Il y a une vingtaine d'années, la Tunisie était considérée comme un pays émergent et certains parlaient, probablement avec un excès d’enthousiasme, de miracle tunisien.
Aujourd’hui, après treize années de « liberté », de « dignité » et d’innovations révolutionnaires, la Tunisie vit au jour le jour et très bientôt au goutte à goutte.
A force de transe révolutionnaire et de délire contestataire même de son histoire et de son identité, la Tunisie est devenue un sujet de préoccupation à l'échelle internationale. A force de parler de scénarios envisageables en Tunisie, certaines parties étrangères vont jusqu’à déclarer publiquement craindre le pire et ne sont pas loin de considérer que le peuple tunisien ne peut persister à s’enfoncer dans sa trajectoire autodestructrice et compromettre la stabilité de son voisinage.
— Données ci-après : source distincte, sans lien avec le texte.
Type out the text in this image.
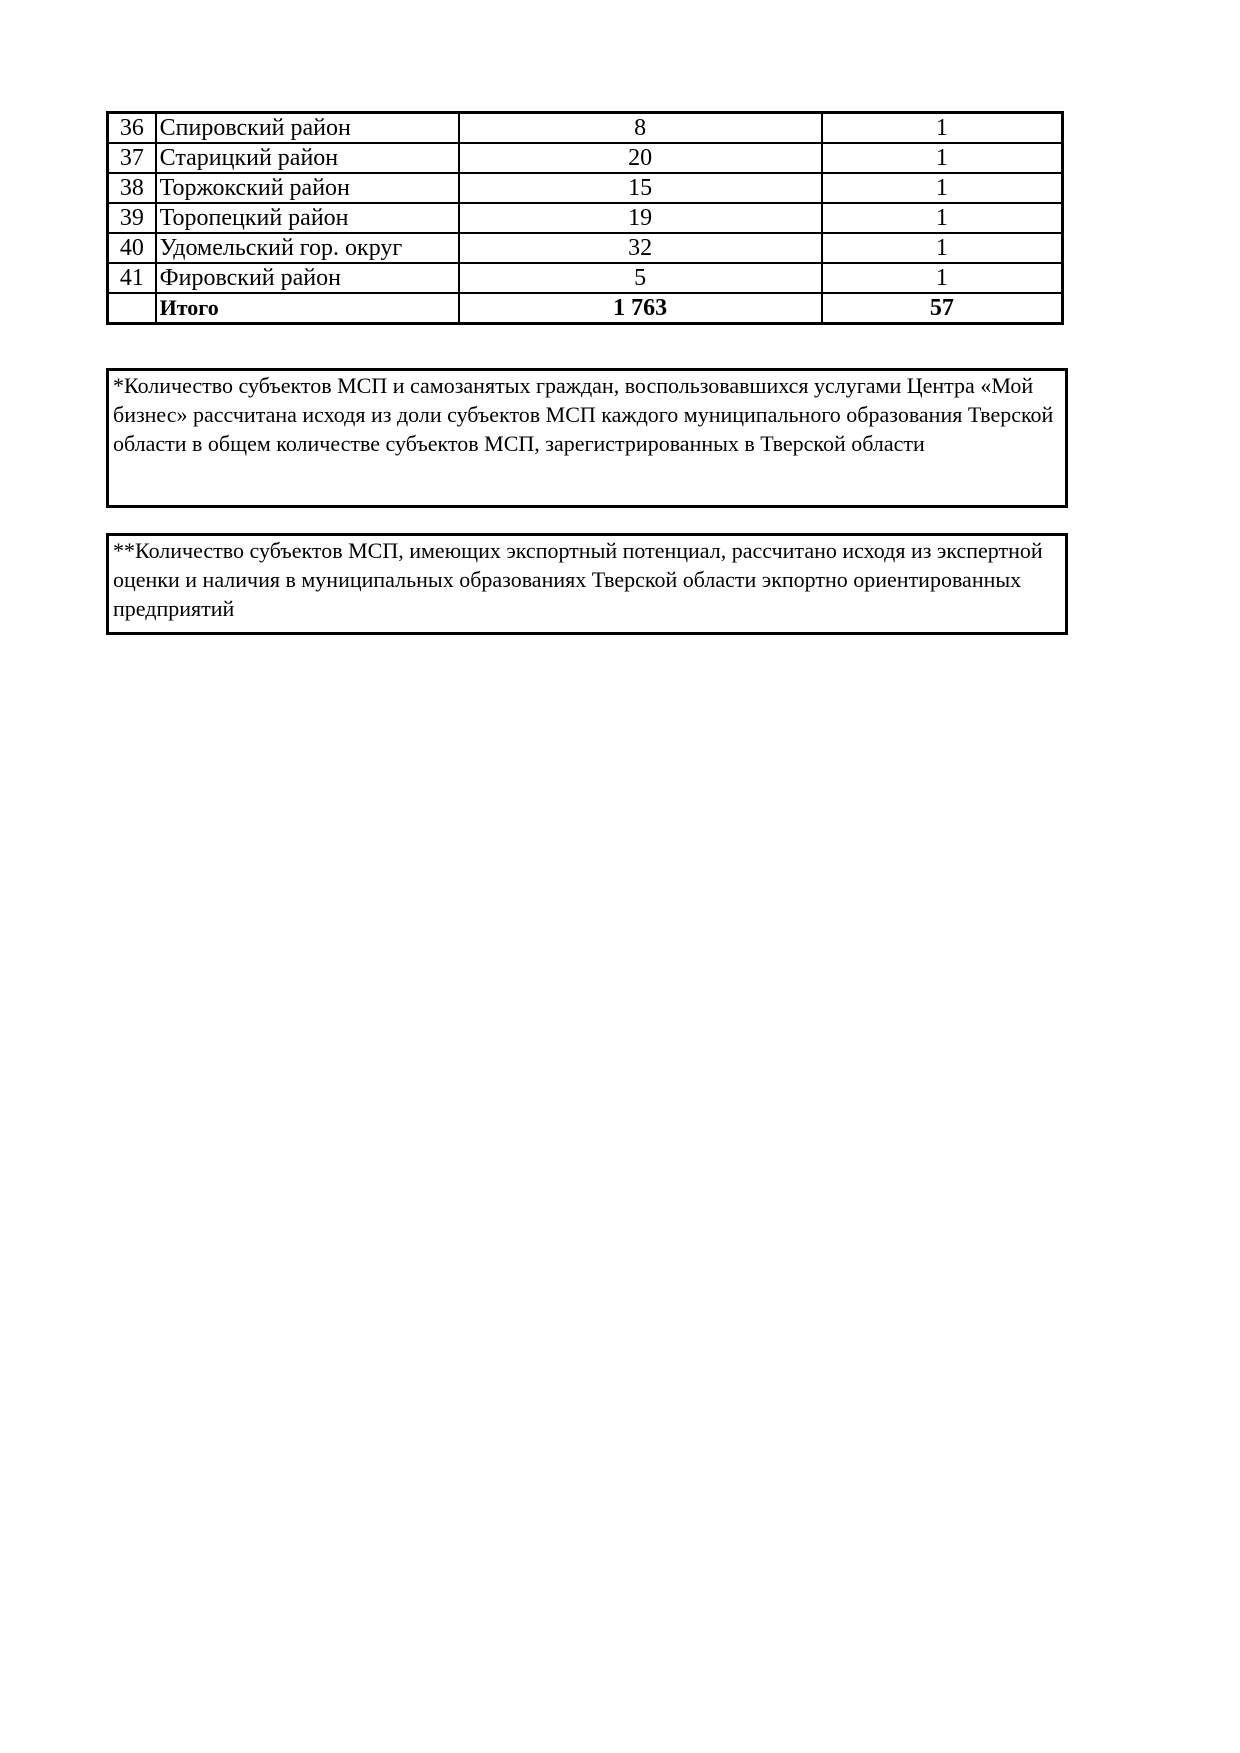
36	Спировский район	8	1
37	Старицкий район	20	1
38	Торжокский район	15	1
39	Торопецкий район	19	1
40	Удомельский гор. округ	32	1
41	Фировский район	5	1
	Итого	1 763	57
*Количество субъектов МСП и самозанятых граждан, воспользовавшихся услугами Центра «Мой бизнес» рассчитана исходя из доли субъектов МСП каждого муниципального образования Тверской области в общем количестве субъектов МСП, зарегистрированных в Тверской области
**Количество субъектов МСП, имеющих экспортный потенциал, рассчитано исходя из экспертной оценки и наличия в муниципальных образованиях Тверской области экпортно ориентированных предприятий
Pire qu’un état failli, la Tunisie semble en voie d’être considérée comme une menace à la sécurité et la stabilité régionales.
Quelle que soit la réalité de la Tunisie et de ses équilibres et contraintes socio-économiques, en politique et surtout en politique internationale, la perception est considérée plus forte que la réalité.
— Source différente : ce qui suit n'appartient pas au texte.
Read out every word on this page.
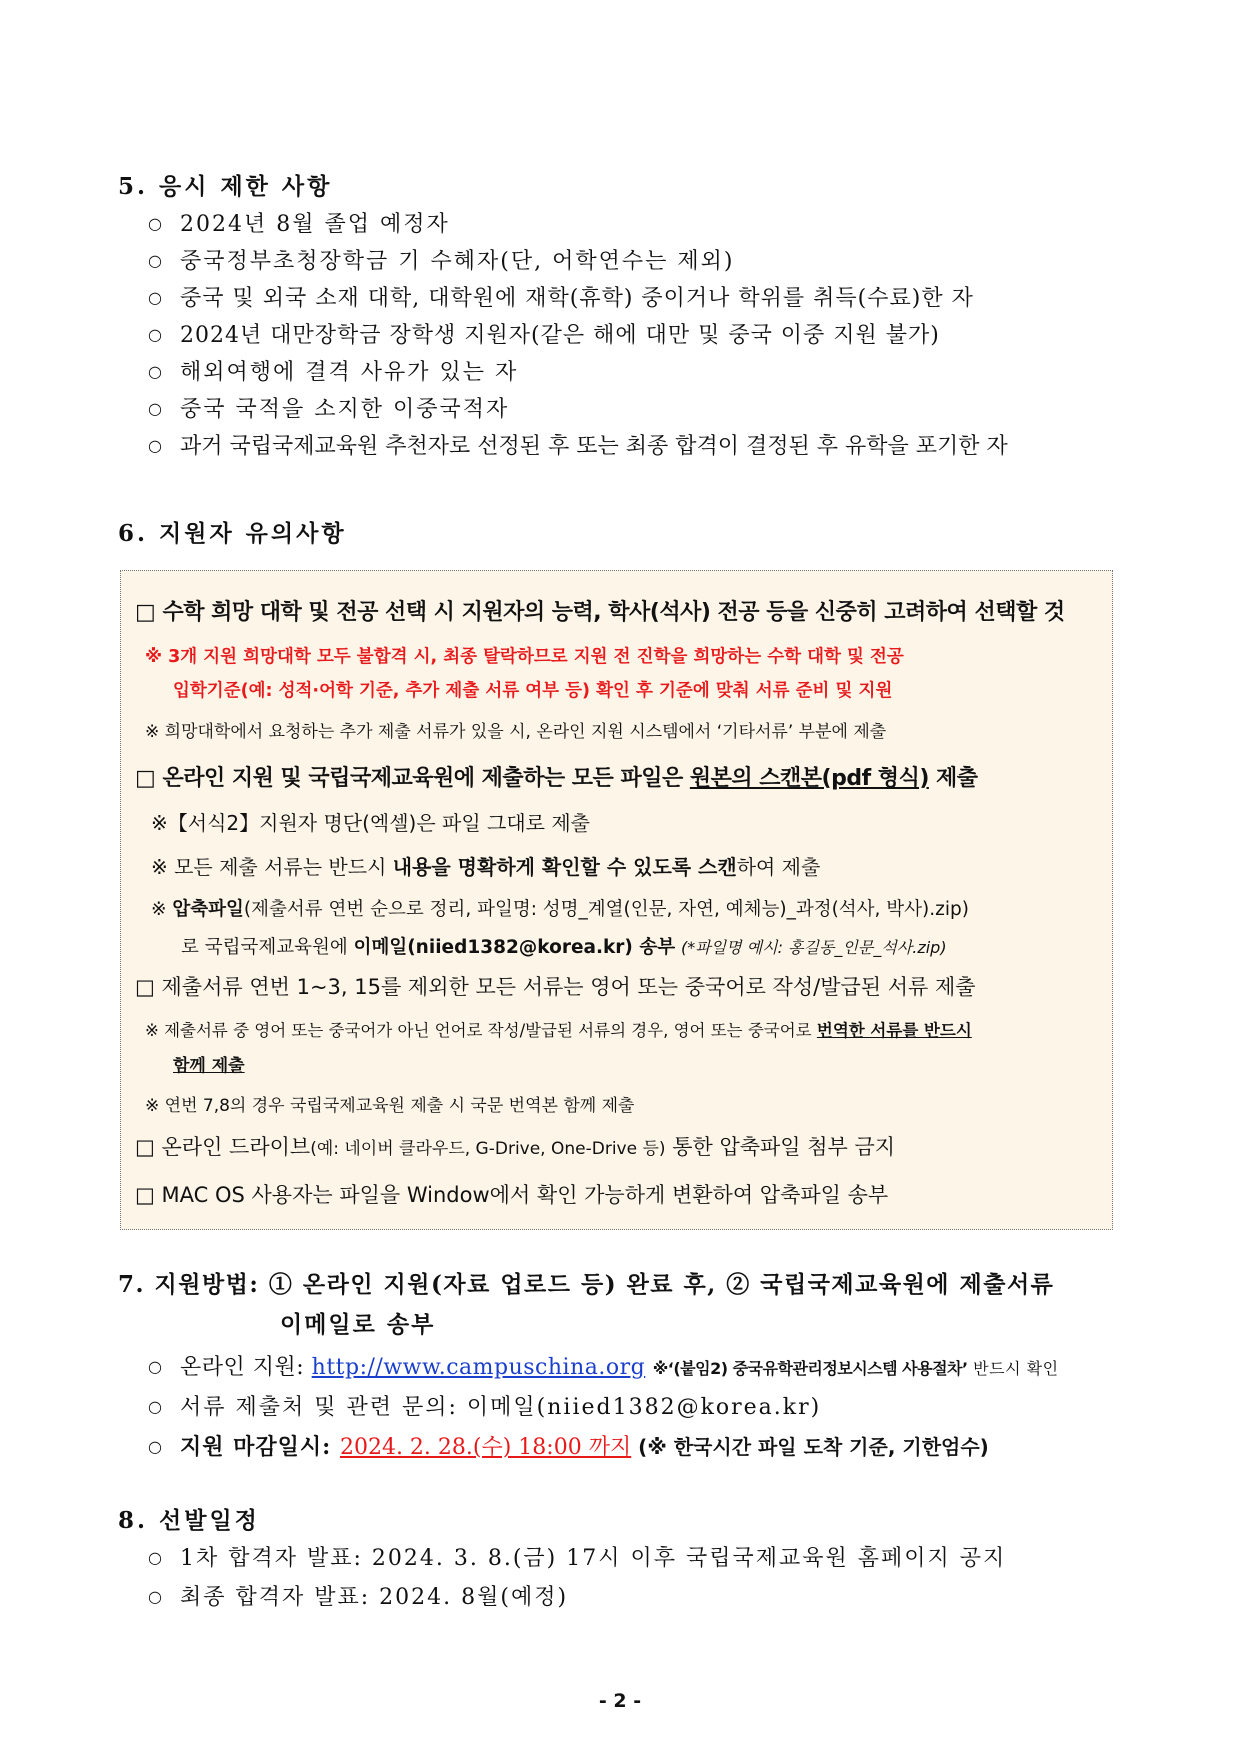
5. 응시 제한 사항
○ 2024년 8월 졸업 예정자
○ 중국정부초청장학금 기 수혜자(단, 어학연수는 제외)
○ 중국 및 외국 소재 대학, 대학원에 재학(휴학) 중이거나 학위를 취득(수료)한 자
○ 2024년 대만장학금 장학생 지원자(같은 해에 대만 및 중국 이중 지원 불가)
○ 해외여행에 결격 사유가 있는 자
○ 중국 국적을 소지한 이중국적자
○ 과거 국립국제교육원 추천자로 선정된 후 또는 최종 합격이 결정된 후 유학을 포기한 자
6. 지원자 유의사항
□ 수학 희망 대학 및 전공 선택 시 지원자의 능력, 학사(석사) 전공 등을 신중히 고려하여 선택할 것
※ 3개 지원 희망대학 모두 불합격 시, 최종 탈락하므로 지원 전 진학을 희망하는 수학 대학 및 전공
입학기준(예: 성적·어학 기준, 추가 제출 서류 여부 등) 확인 후 기준에 맞춰 서류 준비 및 지원
※ 희망대학에서 요청하는 추가 제출 서류가 있을 시, 온라인 지원 시스템에서 ‘기타서류’ 부분에 제출
□ 온라인 지원 및 국립국제교육원에 제출하는 모든 파일은 원본의 스캔본(pdf 형식) 제출
※【서식2】지원자 명단(엑셀)은 파일 그대로 제출
※ 모든 제출 서류는 반드시 내용을 명확하게 확인할 수 있도록 스캔하여 제출
※ 압축파일(제출서류 연번 순으로 정리, 파일명: 성명_계열(인문, 자연, 예체능)_과정(석사, 박사).zip)
로 국립국제교육원에 이메일(niied1382@korea.kr) 송부 (*파일명 예시: 홍길동_인문_석사.zip)
□ 제출서류 연번 1~3, 15를 제외한 모든 서류는 영어 또는 중국어로 작성/발급된 서류 제출
※ 제출서류 중 영어 또는 중국어가 아닌 언어로 작성/발급된 서류의 경우, 영어 또는 중국어로 번역한 서류를 반드시
함께 제출
※ 연번 7,8의 경우 국립국제교육원 제출 시 국문 번역본 함께 제출
□ 온라인 드라이브(예: 네이버 클라우드, G-Drive, One-Drive 등) 통한 압축파일 첨부 금지
□ MAC OS 사용자는 파일을 Window에서 확인 가능하게 변환하여 압축파일 송부
7. 지원방법: ① 온라인 지원(자료 업로드 등) 완료 후, ② 국립국제교육원에 제출서류
이메일로 송부
○ 온라인 지원: http://www.campuschina.org ※‘(붙임2) 중국유학관리정보시스템 사용절차’ 반드시 확인
○ 서류 제출처 및 관련 문의: 이메일(niied1382@korea.kr)
○ 지원 마감일시: 2024. 2. 28.(수) 18:00 까지 (※ 한국시간 파일 도착 기준, 기한엄수)
8. 선발일정
○ 1차 합격자 발표: 2024. 3. 8.(금) 17시 이후 국립국제교육원 홈페이지 공지
○ 최종 합격자 발표: 2024. 8월(예정)
- 2 -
Or, la perception du risque Tunisie a l’étranger, notamment à Washington et dans les chancelleries européennes, semble prendre l’allure d’un consensus sur l'incapacité de la direction politique et du peuple tunisiens de parvenir à un scénario crédible de sortie de crise afin d'éviter l’effondrement tant craint par nos partenaires étrangers.
Il n’est pas à exclure que la Tunisie soit de plus en plus perçue comme un pays à la dérive qui risque d’accentuer l'instabilité de son voisinage, en particulier l’Europe et le flanc sud de l’OTAN, causée par des problèmes socio-économiques endogènes et les séquelles internationales du conflit ukrainien qui ressemble de plus en plus au prélude d’une troisième guerre mondiale.
Il y a lieu de craindre que toute menace à la paix et à la sécurité internationales ne puisse être perçue comme dépassant le cadre étroit de la souveraineté nationale et que si la solution ne peut venir de l'intérieur, elle pourrait finir par être imposée de l'extérieur.
L'indépendance et la souveraineté tunisiennes nécessitent un ressaisissement et un plus grand pragmatisme de tous bords sans exception ni faux calculs.